When you integrate web-based software services, their outages usaully don’t overlap. When your CRM is down, your email marketing service is up. When your event registration system is having a problem, your website is up, and vice versa. Your work becomes dependent on multiple systems, each with their own downtime–it isn’t a huge percentage of time, but it sure knocks you off your work routine. And it always happens right before a deadline.

As I start integrating more systems together into a cohesive system, I look at those exhausted parents with 4 kids I see at the park and I wonder what the hell I’m doing. The only saving grace is that if my CRM service is down, I don’t have to stay up all night nursing it back to health…

Fremont Solstice Parade

Saturday, June 17th, 2006

Fremont Solstice Parade

Strawberry Season

Friday, June 16th, 2006

strawberries

Converted Lead data isn’t lost forever…it’s just hard to find

Thursday, June 15th, 2006

I got a distress email from a user of my Rapid Lead Converter the other day:

In my excitement I converted a lead into a new contact, and a second later realized that I converted a lead…which is using a number of new custom lead fields for which I had not yet created an equivalent contact custom field. For example, they had a lead custom field “spanish level” that I had not yet created in as a custom contact field. Since I converted the lead into a contact, that field’s info is now lost?

Good news is the data isn’t lost. But you can’t get to the Lead record in Salesforce.com. You can’t find it with a search, and if you go to the Id directly, it tells you that it’s been converted to a Contact. But the data’s not gone.

The trick is to view the Lead data through one of the many tools for exploring the Salesforce.com schema. There is one written by the Salesforce.com folks in .Net, and you can install this HTML as an S-Control for viewing the schema inside Salesforce.

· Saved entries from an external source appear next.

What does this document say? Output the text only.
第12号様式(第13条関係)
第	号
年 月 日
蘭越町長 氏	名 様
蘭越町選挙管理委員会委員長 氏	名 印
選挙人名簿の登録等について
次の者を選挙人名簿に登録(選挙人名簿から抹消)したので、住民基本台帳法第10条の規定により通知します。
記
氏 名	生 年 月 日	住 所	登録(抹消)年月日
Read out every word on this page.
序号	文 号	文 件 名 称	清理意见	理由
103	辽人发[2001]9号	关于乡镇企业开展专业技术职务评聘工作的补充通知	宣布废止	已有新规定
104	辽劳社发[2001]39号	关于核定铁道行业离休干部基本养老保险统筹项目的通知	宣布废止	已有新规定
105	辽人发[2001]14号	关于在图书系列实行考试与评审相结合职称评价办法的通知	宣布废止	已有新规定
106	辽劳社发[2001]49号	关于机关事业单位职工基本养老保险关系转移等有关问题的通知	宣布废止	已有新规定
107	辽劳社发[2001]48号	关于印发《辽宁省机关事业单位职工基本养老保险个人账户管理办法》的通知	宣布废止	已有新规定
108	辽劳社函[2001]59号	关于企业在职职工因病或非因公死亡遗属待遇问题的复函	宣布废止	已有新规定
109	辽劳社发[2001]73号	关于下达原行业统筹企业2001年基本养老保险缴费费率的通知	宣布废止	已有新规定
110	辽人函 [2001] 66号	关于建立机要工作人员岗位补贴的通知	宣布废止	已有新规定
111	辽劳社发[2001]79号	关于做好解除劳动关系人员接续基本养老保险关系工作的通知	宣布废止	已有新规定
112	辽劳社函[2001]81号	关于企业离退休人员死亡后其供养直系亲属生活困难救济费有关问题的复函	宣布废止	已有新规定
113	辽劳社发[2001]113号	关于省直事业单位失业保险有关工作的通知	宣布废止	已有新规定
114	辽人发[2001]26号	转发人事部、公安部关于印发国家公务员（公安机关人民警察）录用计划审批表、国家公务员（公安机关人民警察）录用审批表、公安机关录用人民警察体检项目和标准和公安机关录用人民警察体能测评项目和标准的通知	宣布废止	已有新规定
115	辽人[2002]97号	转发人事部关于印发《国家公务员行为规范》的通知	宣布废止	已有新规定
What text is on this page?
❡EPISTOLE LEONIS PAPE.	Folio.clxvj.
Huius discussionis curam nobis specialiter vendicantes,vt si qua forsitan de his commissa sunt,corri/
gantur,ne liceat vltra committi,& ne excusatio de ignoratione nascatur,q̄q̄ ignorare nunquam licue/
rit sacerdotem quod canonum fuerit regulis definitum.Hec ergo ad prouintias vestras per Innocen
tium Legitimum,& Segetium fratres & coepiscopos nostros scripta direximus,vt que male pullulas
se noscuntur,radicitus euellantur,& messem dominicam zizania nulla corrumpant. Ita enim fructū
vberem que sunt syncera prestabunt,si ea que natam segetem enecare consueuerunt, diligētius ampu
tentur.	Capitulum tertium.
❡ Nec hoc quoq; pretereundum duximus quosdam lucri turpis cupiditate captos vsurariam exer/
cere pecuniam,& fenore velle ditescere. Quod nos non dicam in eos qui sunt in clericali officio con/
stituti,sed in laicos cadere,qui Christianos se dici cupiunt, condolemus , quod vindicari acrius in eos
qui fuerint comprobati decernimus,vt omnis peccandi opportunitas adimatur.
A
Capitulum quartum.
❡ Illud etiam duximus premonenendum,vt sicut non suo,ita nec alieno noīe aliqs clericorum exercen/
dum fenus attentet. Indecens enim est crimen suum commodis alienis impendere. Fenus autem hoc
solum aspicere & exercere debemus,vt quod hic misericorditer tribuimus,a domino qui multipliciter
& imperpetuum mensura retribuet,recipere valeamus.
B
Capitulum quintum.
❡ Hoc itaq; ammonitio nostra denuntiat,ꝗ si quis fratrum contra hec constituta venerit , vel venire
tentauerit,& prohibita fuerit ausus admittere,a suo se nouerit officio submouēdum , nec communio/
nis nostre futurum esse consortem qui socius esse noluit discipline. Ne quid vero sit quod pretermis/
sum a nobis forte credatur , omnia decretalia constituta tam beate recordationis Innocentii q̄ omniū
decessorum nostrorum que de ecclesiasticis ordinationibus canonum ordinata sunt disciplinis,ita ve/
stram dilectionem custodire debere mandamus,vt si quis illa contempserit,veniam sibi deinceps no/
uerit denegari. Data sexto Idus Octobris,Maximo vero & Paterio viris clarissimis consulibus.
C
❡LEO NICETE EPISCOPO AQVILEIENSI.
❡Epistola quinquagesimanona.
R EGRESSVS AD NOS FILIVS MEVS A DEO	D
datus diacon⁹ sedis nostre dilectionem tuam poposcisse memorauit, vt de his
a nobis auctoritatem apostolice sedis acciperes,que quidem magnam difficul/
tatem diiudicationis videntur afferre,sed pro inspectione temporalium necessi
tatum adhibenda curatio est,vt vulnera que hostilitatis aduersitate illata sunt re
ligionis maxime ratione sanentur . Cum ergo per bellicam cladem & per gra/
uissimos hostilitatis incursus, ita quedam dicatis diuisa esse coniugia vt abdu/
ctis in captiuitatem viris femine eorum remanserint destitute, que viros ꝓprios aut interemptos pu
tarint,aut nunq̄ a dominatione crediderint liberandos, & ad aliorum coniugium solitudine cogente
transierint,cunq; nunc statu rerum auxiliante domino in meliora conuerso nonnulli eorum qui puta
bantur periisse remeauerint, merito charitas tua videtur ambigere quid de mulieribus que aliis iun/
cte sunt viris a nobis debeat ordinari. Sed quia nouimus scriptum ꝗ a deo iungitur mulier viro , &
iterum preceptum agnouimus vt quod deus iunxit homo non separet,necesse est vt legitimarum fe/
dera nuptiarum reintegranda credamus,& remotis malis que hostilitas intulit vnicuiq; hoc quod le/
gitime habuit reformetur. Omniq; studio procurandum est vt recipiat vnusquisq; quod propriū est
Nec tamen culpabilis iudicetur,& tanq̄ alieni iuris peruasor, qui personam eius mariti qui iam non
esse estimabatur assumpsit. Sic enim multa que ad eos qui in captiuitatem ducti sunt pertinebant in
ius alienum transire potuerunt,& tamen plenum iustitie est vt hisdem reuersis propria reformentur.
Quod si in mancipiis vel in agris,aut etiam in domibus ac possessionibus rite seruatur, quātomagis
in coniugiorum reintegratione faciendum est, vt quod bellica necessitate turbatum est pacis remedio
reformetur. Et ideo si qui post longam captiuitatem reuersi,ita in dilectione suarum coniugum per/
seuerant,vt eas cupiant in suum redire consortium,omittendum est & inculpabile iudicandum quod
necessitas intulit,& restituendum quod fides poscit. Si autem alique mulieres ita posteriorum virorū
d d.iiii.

Install one of these tools, then create a manual query of the Lead table and find the lead record you’re looking for. Grab the data from the fields you care about. It’s manual, but it will potentially save your butt sometime.

Update: Scott pointed out in the comments that I’m making things way harder then they are. Salesforce has a report set for just this issue. It’s called Leads with converted lead information. Thanks Scott!